By Peter A. Fields, MD, DC
My dad passed away just shy of his 85th birthday in 2004.
Although he never even knew about COVID-19, I learned a lot from him to help survive this current horrible situation.
He was a man that believed actions speak louder than words. And it was his actions in his life that have helped me through tough times in my own life, and his example applies especially today. To me, he was not only my dad but my best friend and my mentor. He taught me so much.
He was raised in a middle-class Jewish family in Berlin, Germany, which was then a very modern and beautiful city. Life for him was pretty good, even though his parents were divorced, which was not the norm back then. He was raised by his mother and grandmother and he had a happy childhood.
In 1934, his life would change forever. At first, new laws were put in place that prohibited Jews from attending public school. Then, in 1935, Jews had their citizenship taken away. Life as he knew it was changing and things were not good.
After that, he applied for a program where he could be sent to the United States to live with a family, since things were getting worse for Jewish people, and especially young men, in Germany. He was so excited when he was accepted into the program. He had a farewell party and said goodbye to his friends and relatives as he prepared for what was ahead. A few days before he was to leave, the monies for this program were delayed through the banks and they were going to have to wait a while. Eventually, when the program started up again, his 16th birthday had already passed and he was now too old for the program. For a 16-year-old, this was devastating. But he realized he could not do anything about it and knew he had to just keep looking forwards.
Then on November 11th, 1938 Kristallnacht or the Night of the Broken Glass occurred. His mother had been forewarned that something was about to happen, so a bunch of boys (including my father) left town for the night. Upon returning to Berlin, they saw the devastation and ruins that had been wrought upon the Jewish businesses.
My father knew he had to get out. The noose was getting tighter. He did not know what was about to take place in the future, but he knew that Germany would eventually go to war with Russia. He also knew that as a 19-year-old Jewish boy, he would be the first to go.
There was only one place in the world he could go without his citizenship papers (they were taken away back in 1935), and that was Shanghai, China. All other countries had closed their doors, including the United States. But 8,000 miles was very far away, and although China was not really what he wanted, he had no other choice. He had to keep looking forwards to a better future.
His mother said she would follow. So, at 19 years of age, off he went to a very strange and foreign land. From the modern country that had given the world Mozart, Beethoven, Einstein, and others, he now found himself in a city that lacked central heat (in the winter it was below freezing), had no central plumbing, and required one to relieve themselves in a bucket. He was happy that he at least still received letters from his mother.
He did what he could to survive, kept moving forward, and looked to the future for better days.
In 1941, on December 7th, the United States entered the war. At that point, the Japanese took control of the city and made all the Jewish people live in a ghetto-like situation. There was no time for self-pity, he kept moving forward, just like he had all the other times.

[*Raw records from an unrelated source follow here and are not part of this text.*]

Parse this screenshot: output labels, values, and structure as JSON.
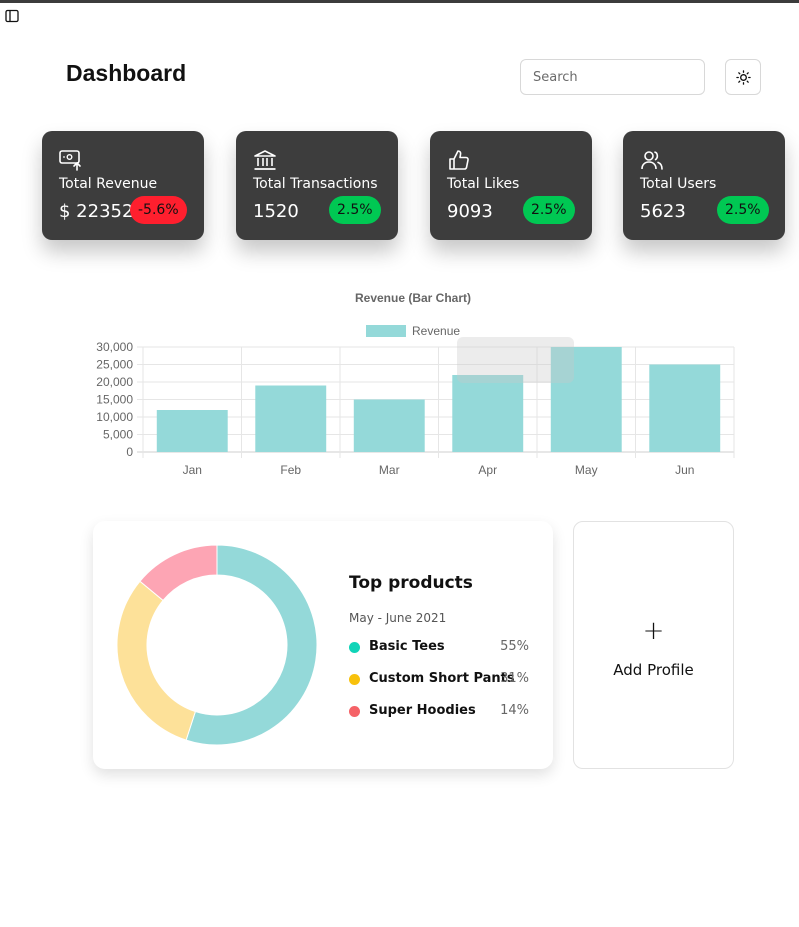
{
  "header": {
    "title": "Dashboard",
    "search_placeholder": "Search",
    "sidebar_toggle_icon": "sidebar-icon",
    "theme_toggle_icon": "sun-icon"
  },
  "stats": [
    {
      "label": "Total Revenue",
      "value": "$ 22352",
      "change": "-5.6%",
      "change_color": "#ff1f2e",
      "icon": "money-icon"
    },
    {
      "label": "Total Transactions",
      "value": "1520",
      "change": "2.5%",
      "change_color": "#00c853",
      "icon": "bank-icon"
    },
    {
      "label": "Total Likes",
      "value": "9093",
      "change": "2.5%",
      "change_color": "#00c853",
      "icon": "thumbs-up-icon"
    },
    {
      "label": "Total Users",
      "value": "5623",
      "change": "2.5%",
      "change_color": "#00c853",
      "icon": "users-icon"
    }
  ],
  "chart_data": [
    {
      "type": "bar",
      "title": "Revenue (Bar Chart)",
      "categories": [
        "Jan",
        "Feb",
        "Mar",
        "Apr",
        "May",
        "Jun"
      ],
      "series": [
        {
          "name": "Revenue",
          "values": [
            12000,
            19000,
            15000,
            22000,
            30000,
            25000
          ],
          "color": "#94d9d9"
        }
      ],
      "ylim": [
        0,
        30000
      ],
      "yticks": [
        "30,000",
        "25,000",
        "20,000",
        "15,000",
        "10,000",
        "5,000",
        "0"
      ],
      "grid": true,
      "legend": "top"
    },
    {
      "type": "pie",
      "title": "Top products",
      "subtitle": "May - June 2021",
      "slices": [
        {
          "label": "Basic Tees",
          "value": 55,
          "pct": "55%",
          "chart_color": "#94d9d9",
          "legend_color": "#10d4b8"
        },
        {
          "label": "Custom Short Pants",
          "value": 31,
          "pct": "31%",
          "chart_color": "#fde199",
          "legend_color": "#f8c10b"
        },
        {
          "label": "Super Hoodies",
          "value": 14,
          "pct": "14%",
          "chart_color": "#fda5b4",
          "legend_color": "#f56267"
        }
      ]
    }
  ],
  "add_profile": {
    "plus": "+",
    "label": "Add Profile"
  }
}
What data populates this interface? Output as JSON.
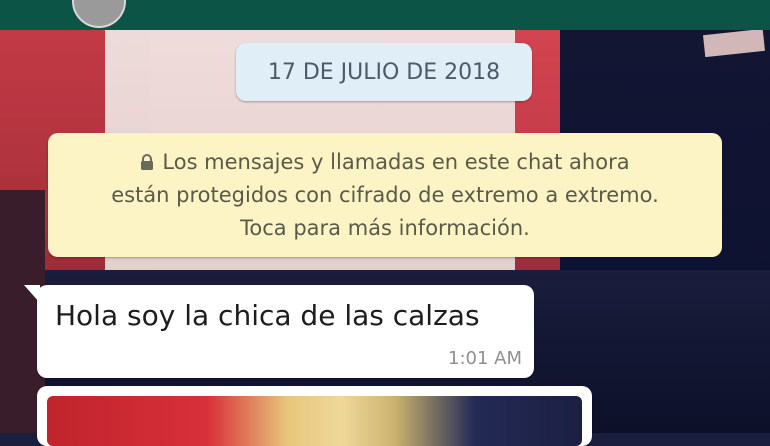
{
  "chat": {
    "date_label": "17 DE JULIO DE 2018",
    "encryption_notice": {
      "line1": "Los mensajes y llamadas en este chat ahora",
      "line2": "están protegidos con cifrado de extremo a extremo.",
      "line3": "Toca para más información.",
      "icon": "lock-icon"
    },
    "messages": [
      {
        "text": "Hola soy la chica de las calzas",
        "time": "1:01 AM",
        "direction": "incoming"
      }
    ]
  },
  "colors": {
    "header": "#0c5446",
    "date_chip": "#dfeef7",
    "notice_bg": "#fcf4c4",
    "bubble_bg": "#ffffff"
  }
}
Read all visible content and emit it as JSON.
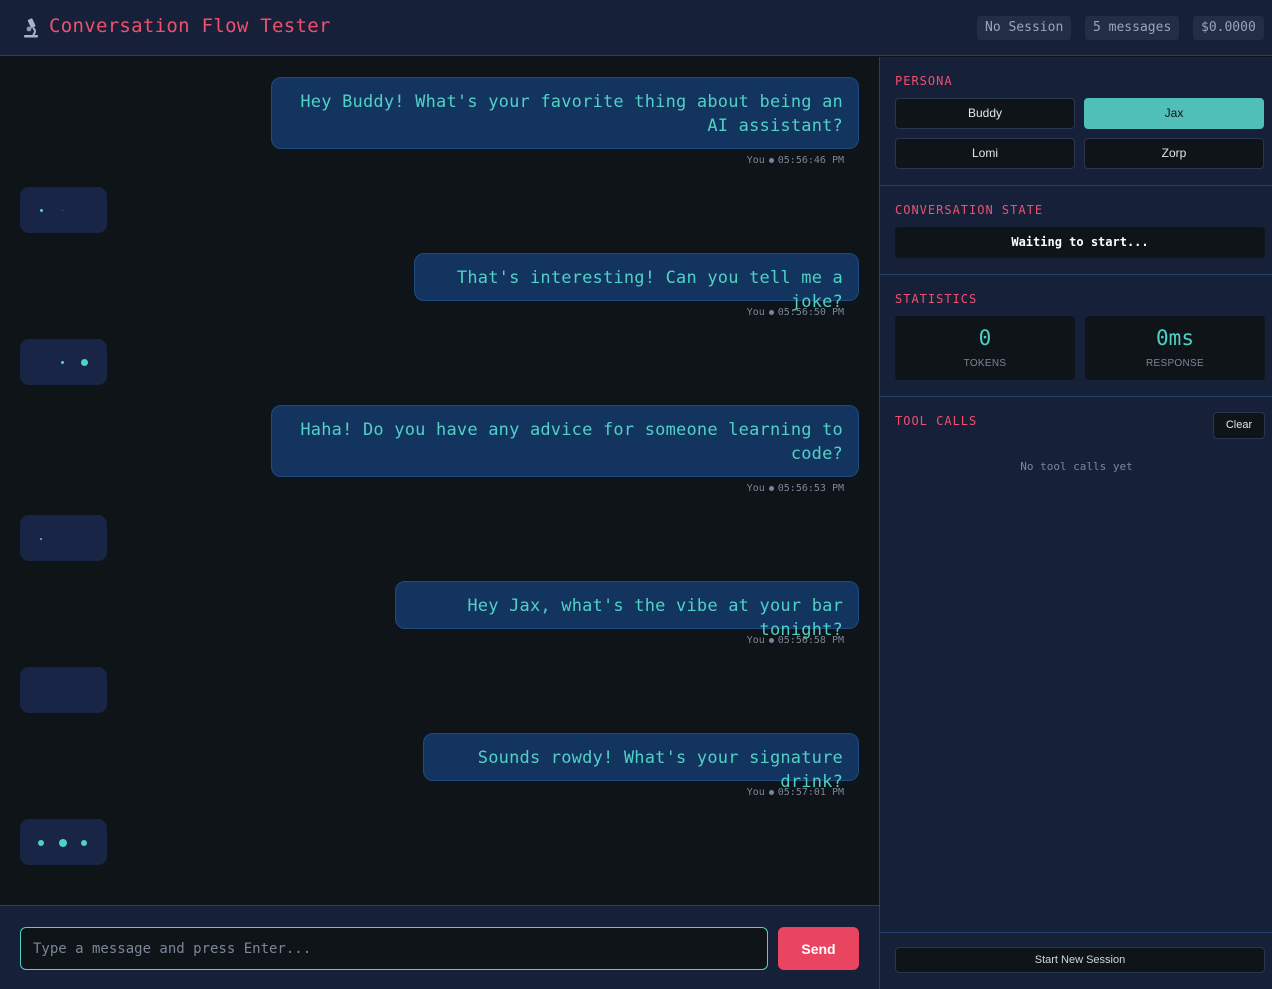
{
  "app": {
    "title": "Conversation Flow Tester",
    "logo_icon": "microscope-icon"
  },
  "header": {
    "session": "No Session",
    "messages": "5 messages",
    "cost": "$0.0000"
  },
  "chat": {
    "messages": [
      {
        "text": "Hey Buddy! What's your favorite thing about being an AI assistant?",
        "sender": "You",
        "time": "05:56:46 PM"
      },
      {
        "text": "That's interesting! Can you tell me a joke?",
        "sender": "You",
        "time": "05:56:50 PM"
      },
      {
        "text": "Haha! Do you have any advice for someone learning to code?",
        "sender": "You",
        "time": "05:56:53 PM"
      },
      {
        "text": "Hey Jax, what's the vibe at your bar tonight?",
        "sender": "You",
        "time": "05:56:58 PM"
      },
      {
        "text": "Sounds rowdy! What's your signature drink?",
        "sender": "You",
        "time": "05:57:01 PM"
      }
    ]
  },
  "input": {
    "placeholder": "Type a message and press Enter...",
    "send_label": "Send"
  },
  "sidebar": {
    "persona": {
      "title": "PERSONA",
      "options": [
        "Buddy",
        "Jax",
        "Lomi",
        "Zorp"
      ],
      "selected": "Jax"
    },
    "state": {
      "title": "CONVERSATION STATE",
      "value": "Waiting to start..."
    },
    "stats": {
      "title": "STATISTICS",
      "tokens_value": "0",
      "tokens_label": "TOKENS",
      "response_value": "0ms",
      "response_label": "RESPONSE"
    },
    "tools": {
      "title": "TOOL CALLS",
      "clear_label": "Clear",
      "empty_text": "No tool calls yet"
    },
    "new_session_label": "Start New Session"
  },
  "colors": {
    "accent_pink": "#f0506e",
    "accent_teal": "#4fd1c5",
    "send_button": "#ea4560",
    "user_bubble": "#143460",
    "panel": "#172039",
    "background": "#0f1419"
  }
}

The fateful day for him came in 1942 when he received what was to be the last letter from his mother. It started off with the very tragic line:
“By the time you receive this, I will no longer exist.”
These words struck like a lead pipe over his head.
His mother had seen things collapse in Germany and she knew her days were numbered. She had been in hiding and figured she would be caught sooner or later. Unfortunately, she was right.
My dad could have just given up at that point. Not only was his mom murdered, but he also had lost generations of his family, which left him without 90% of his family and most likely most of his friends. Plus, he was living in squalor in a foreign city 8,000 miles away from his own country. Devastated would be too light of a word to describe how he felt.
But he knew that you cannot look back. He understood what was needed was to keep looking forward and always hope for brighter days in the future.
And so, he went on. He persevered for the rest of the war in Shanghai.
Two years after the war ended, in 1947, he finally received papers to enter the United States, which had always been a dream of his since his youth. Penniless, extremely thin, and without any family left, he had no idea of where he was supposed to go, or what he was supposed to do. But he just kept moving forward, taking one day at a time, and looking for the best the world could offer.
The rest is history. He met my mom, started a successful business, raised myself, my brother, and my sister, and had a wonderful life.
My dad’s life could be an example for all of us during COVID-19 and might encourage us to keep moving forwards and to not look back no matter how bad things are. Always hope for a wonderful future, strive to do the best you can, take care of yourself, look out for others, and always keep a cheerful smile on your face.
That was my father. Always looking forwards with a smile and gratitude, no matter how bad things got. If you met him you would never guess the hardships that he went thru.
In no way am I comparing our situation now to what my dad went thru, but hopefully this story and his words and actions will help you during these very difficult times.
So please be safe, be cautious, but keep looking forwards no matter how bad things get.
There is a bright future out there for all of us.